After the Senate confirmed a full slate of members to the NLRB in July, the NLRB could get back to gutting legal precedent on behalf of the unions that backed the President’s campaign so lavishly. And first up is “quickie elections,” a favor to unions which may keep opponents of unionization from telling their side of the story before a union vote.
Even worse, the latest rulemaking continues to permit unions to demand employees’ full contact information, including their home addresses. The Employee Rights Act (ERA), a proposed federal labor reform, would allow employees to “opt out” of giving unions their contacts and addresses. A recent national poll found that 82 percent of union household members favored this provision.
Meanwhile, a multi-part feature in The Washington Examiner exposes another Big Labor Favor: Public-sector unions use “official time” — taxpayer funding for union work by government employees — to build their political and membership muscle. As Florida Republican Rep. Dennis Ross notes, “We are paying them on official time using official resources to lobby us as officials so they can get what they think is due them from this government. It’s kind of self-consuming.
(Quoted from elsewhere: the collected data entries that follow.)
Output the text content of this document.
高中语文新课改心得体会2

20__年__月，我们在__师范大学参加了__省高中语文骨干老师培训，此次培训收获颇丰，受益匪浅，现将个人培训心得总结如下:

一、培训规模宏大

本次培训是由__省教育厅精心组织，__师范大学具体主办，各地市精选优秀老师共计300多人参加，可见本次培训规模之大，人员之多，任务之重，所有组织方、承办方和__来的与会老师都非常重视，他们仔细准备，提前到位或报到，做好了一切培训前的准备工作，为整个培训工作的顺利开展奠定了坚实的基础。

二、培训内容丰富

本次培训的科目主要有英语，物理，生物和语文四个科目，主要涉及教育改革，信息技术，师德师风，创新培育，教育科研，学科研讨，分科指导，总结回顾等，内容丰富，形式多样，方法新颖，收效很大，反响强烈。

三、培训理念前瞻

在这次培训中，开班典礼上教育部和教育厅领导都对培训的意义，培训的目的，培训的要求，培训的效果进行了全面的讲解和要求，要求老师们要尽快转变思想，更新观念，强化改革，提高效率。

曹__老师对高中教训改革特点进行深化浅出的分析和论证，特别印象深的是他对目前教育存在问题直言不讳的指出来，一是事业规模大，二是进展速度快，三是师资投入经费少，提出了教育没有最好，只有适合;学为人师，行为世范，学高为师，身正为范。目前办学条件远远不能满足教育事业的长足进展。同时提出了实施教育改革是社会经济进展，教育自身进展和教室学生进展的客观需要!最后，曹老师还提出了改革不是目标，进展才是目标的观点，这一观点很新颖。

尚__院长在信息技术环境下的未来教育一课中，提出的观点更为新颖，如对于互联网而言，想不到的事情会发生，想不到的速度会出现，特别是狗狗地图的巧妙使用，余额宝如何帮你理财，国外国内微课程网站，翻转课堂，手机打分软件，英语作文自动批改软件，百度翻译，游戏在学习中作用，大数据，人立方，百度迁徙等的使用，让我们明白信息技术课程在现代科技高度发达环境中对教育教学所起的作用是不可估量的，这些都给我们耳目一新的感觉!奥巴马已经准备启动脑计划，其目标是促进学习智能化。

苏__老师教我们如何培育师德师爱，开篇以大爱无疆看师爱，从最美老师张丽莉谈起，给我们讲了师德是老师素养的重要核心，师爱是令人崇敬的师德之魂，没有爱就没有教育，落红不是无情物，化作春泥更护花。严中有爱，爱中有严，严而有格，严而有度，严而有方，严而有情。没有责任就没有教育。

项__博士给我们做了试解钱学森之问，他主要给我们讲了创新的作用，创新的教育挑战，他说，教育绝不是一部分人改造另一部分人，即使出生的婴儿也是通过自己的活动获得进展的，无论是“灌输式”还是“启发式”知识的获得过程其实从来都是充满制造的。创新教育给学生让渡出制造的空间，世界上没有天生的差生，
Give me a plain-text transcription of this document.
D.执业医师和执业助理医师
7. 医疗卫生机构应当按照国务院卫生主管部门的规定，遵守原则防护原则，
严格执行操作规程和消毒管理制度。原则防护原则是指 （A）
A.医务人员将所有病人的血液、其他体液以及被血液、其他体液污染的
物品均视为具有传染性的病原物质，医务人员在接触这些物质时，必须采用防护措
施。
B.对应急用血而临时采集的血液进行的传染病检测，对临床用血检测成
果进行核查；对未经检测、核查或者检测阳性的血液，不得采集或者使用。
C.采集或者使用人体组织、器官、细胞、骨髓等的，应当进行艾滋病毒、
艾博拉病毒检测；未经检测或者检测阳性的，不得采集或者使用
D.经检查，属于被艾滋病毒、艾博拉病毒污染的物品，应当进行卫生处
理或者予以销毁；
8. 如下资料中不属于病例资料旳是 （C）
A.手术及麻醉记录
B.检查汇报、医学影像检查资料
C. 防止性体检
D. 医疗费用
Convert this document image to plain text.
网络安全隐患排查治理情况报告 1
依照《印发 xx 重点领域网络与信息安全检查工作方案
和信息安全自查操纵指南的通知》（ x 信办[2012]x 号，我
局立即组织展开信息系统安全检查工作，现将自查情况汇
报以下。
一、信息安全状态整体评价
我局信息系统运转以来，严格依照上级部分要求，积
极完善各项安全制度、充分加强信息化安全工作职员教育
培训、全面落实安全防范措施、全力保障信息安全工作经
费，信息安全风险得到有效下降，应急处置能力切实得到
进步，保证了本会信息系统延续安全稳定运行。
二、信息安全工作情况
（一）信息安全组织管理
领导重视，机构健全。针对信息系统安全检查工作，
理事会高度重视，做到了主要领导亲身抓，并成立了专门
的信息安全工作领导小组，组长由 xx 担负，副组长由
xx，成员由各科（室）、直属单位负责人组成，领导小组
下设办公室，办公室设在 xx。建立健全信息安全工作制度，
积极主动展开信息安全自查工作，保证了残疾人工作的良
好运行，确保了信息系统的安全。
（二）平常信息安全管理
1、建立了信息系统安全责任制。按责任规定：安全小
You are using taxpayer dollars to lobby for more dollars.”
At the federal level, Mark Flatten reports that taxpayers spend roughly $156 million on “official time” each year. In total, 708 federal employees spend at least half their working time doing union work rather than their government jobs. States have begun already to rein in the similar practice of granting union staff “release time”: Will the federal government continue to lag behind?